Bei der Sicherheitskontrolle werden Sie regelmäßig gebeten, die Unterhose auszuziehen. Ohne dabei ihre Hose zu berühren. Wem das nicht gelingt, der wird verhaftet. Oder er darf weitergehen. Das hängt allein davon ab, was er nach der Kontrolle würfelt. Im Handgepäck mitführen darf man ausschließlich Flüssigkeiten unter hundert Millilitern. Alles andre wird entsorgt. Es sei denn, Sie können die Harmlosigkeit der Flüssigkeit beweisen, indem Sie einen Schluck davon trinken. Dann darf sie auch ins Handgepäck.
Viele Duty-free-Geschäfte nehmen nur Monopoly-Geld. Zum Glück kann man solches am Flughafen kaufen. Doch, das versteht sich wohl von selbst, nur gegen Monopoly-Geld. Wechseln kann man leider nicht.
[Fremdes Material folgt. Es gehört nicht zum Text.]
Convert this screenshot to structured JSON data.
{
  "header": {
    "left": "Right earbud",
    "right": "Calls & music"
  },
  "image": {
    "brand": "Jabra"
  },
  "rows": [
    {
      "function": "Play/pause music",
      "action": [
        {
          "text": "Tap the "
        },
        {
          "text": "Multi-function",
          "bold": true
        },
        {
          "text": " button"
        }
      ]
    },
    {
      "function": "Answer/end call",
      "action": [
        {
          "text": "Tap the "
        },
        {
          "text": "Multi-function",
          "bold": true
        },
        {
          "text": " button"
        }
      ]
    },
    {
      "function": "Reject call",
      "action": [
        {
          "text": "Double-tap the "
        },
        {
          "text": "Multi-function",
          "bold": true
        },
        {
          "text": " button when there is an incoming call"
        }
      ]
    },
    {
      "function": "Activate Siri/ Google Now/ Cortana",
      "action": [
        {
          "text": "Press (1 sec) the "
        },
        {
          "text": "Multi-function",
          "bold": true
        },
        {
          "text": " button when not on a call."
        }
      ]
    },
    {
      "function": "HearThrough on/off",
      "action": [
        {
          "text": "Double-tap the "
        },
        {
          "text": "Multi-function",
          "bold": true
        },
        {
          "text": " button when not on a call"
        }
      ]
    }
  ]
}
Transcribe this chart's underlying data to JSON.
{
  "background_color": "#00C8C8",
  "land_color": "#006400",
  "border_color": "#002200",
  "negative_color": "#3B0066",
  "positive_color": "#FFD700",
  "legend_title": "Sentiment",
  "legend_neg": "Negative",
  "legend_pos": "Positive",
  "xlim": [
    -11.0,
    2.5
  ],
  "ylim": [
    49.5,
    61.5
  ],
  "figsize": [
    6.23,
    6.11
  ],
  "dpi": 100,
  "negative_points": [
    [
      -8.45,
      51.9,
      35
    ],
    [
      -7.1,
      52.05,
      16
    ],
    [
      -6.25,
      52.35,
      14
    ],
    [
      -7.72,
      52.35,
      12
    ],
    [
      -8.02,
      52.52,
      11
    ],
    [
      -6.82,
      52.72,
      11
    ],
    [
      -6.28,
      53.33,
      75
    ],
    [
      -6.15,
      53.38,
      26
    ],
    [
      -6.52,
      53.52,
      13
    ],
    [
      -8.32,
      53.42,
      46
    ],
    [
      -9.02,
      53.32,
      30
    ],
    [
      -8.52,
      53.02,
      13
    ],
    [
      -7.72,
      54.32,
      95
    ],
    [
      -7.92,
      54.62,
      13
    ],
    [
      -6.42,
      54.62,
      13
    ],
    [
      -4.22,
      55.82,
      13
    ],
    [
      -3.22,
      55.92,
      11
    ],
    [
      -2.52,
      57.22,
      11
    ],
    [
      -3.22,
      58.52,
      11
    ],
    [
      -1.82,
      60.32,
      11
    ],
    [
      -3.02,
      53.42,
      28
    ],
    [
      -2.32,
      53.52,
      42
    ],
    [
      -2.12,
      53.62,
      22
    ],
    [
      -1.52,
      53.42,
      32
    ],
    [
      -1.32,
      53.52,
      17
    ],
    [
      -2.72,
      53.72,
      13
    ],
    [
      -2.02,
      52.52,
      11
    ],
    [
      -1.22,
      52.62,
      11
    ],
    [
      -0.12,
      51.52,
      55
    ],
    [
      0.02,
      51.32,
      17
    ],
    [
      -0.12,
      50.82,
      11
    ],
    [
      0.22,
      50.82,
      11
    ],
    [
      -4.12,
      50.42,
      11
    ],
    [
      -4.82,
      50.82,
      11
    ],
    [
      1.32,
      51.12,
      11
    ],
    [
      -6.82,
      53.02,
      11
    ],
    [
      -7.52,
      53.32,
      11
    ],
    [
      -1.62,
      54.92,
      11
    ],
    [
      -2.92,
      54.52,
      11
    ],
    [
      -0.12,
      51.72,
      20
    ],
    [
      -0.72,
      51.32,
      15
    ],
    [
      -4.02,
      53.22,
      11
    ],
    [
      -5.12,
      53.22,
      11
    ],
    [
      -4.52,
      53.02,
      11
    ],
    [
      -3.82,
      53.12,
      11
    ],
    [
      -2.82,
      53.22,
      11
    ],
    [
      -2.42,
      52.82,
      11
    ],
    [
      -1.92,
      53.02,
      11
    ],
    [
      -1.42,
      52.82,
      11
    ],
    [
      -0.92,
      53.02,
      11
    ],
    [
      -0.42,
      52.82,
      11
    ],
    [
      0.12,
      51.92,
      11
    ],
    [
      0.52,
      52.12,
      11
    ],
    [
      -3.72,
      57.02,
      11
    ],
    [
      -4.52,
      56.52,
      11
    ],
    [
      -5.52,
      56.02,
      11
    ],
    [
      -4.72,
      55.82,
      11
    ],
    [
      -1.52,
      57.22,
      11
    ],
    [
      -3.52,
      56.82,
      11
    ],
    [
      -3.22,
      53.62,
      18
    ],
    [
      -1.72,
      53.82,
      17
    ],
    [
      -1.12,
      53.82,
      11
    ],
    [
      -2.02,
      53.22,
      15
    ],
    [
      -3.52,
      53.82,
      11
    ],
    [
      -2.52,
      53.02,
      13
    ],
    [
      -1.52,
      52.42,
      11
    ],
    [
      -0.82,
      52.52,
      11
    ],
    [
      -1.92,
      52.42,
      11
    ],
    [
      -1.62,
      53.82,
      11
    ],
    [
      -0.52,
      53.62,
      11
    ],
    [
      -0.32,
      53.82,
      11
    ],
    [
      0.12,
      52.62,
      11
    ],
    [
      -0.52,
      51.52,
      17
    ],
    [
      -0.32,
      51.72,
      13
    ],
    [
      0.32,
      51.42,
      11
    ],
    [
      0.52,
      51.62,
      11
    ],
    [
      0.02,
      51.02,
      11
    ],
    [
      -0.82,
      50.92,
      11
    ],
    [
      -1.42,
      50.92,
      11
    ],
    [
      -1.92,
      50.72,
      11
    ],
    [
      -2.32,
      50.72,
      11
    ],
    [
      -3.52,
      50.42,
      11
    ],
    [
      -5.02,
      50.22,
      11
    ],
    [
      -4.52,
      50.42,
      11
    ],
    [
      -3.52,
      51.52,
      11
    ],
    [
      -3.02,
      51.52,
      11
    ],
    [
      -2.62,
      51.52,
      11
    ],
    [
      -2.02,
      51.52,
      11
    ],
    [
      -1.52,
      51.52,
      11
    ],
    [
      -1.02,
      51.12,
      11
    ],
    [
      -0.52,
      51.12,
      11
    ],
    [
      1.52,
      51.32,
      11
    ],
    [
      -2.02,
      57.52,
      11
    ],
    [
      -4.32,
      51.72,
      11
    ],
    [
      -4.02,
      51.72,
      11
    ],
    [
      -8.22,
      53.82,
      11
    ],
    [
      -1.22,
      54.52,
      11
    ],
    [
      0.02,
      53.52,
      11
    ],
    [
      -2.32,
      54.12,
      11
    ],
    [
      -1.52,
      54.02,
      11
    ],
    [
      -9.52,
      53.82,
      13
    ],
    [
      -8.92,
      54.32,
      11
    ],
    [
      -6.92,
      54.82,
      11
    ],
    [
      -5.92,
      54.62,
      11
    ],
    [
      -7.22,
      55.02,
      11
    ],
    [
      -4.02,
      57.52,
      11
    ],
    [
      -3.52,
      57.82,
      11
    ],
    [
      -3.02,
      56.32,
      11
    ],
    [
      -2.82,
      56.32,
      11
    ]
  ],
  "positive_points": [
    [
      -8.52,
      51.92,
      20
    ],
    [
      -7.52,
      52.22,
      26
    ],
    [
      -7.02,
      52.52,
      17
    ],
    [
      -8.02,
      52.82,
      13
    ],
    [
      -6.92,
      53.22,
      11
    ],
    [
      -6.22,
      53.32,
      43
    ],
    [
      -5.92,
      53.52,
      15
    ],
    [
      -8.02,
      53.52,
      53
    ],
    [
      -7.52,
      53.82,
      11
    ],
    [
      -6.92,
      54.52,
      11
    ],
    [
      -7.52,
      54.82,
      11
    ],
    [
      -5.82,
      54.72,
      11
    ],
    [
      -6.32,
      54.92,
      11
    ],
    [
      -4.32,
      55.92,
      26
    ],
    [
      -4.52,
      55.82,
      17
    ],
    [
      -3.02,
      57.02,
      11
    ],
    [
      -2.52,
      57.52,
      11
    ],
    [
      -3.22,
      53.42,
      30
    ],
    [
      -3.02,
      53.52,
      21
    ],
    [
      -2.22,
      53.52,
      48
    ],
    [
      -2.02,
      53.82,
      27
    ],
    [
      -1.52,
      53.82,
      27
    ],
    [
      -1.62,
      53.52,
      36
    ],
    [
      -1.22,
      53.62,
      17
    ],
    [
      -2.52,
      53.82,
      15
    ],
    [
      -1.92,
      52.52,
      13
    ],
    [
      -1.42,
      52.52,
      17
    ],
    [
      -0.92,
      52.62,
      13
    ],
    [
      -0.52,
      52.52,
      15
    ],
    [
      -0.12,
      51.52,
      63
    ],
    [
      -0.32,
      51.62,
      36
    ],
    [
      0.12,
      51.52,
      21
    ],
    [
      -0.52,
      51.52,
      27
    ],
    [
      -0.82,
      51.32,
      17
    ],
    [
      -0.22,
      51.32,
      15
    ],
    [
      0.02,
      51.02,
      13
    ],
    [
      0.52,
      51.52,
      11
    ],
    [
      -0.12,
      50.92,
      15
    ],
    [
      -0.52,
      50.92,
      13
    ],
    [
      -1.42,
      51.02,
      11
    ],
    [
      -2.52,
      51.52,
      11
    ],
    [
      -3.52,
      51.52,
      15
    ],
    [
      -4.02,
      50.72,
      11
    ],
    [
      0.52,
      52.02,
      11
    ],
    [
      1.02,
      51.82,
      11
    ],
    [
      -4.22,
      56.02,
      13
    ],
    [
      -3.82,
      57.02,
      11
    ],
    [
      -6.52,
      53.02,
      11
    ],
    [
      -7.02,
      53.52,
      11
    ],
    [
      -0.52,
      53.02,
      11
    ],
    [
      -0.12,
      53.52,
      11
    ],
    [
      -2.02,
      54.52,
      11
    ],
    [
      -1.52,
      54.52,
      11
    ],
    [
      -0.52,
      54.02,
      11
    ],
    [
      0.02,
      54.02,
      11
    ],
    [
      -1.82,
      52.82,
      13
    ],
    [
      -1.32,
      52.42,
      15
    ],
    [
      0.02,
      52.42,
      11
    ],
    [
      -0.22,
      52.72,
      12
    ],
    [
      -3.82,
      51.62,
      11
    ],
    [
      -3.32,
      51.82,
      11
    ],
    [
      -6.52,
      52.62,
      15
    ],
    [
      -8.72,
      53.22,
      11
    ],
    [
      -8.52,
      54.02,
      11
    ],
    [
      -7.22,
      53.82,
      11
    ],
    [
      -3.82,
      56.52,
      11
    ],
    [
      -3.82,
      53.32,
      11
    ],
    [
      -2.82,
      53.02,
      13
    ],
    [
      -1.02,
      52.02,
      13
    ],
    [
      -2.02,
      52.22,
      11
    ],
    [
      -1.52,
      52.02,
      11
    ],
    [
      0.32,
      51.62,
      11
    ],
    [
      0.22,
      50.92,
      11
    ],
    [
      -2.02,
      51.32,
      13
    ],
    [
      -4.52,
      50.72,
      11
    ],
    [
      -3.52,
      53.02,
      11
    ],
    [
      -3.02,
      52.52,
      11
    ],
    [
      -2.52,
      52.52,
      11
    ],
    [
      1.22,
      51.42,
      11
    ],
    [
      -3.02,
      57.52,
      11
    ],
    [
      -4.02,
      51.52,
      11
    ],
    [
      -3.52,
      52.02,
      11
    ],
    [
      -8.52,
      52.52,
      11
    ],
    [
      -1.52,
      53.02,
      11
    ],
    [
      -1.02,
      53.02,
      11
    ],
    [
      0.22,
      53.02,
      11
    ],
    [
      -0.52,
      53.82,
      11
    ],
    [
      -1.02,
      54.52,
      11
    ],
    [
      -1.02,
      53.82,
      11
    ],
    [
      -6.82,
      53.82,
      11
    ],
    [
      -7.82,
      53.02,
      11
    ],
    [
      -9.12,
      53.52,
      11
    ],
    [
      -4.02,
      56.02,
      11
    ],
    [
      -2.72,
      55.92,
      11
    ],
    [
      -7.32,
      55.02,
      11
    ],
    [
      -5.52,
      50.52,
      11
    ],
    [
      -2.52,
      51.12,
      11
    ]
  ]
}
Die Wechselstuben wechseln zwar, allerdings nicht Dollar oder Franken in Rubel, sondern lediglich Scheine in Münzen beziehungsweise umgekehrt.
Ein letzter Tipp: Unzählige Passagiere verpassten bereits ihre Flüge, weil sie den Schalter 31 nicht fanden. Einige bezweifeln gar, dass es diesen Schalter überhaupt gibt. Das ist natürlich Humbug. Selbstverständlich gibt es ihn. Er befindet sich logischerweise zwischen dem Schalter 30 und dem Schalter 32. Aber anders als die beiden steht der Schalter 31 nicht einfach da, sondern hängt von der Decke. Wer das nicht weiß, hat Pech gehabt. Zwar ruft die Check-in-Dame den Suchenden am Boden immer zu, doch die Halle ist zu hoch, als dass man sie hören könnte.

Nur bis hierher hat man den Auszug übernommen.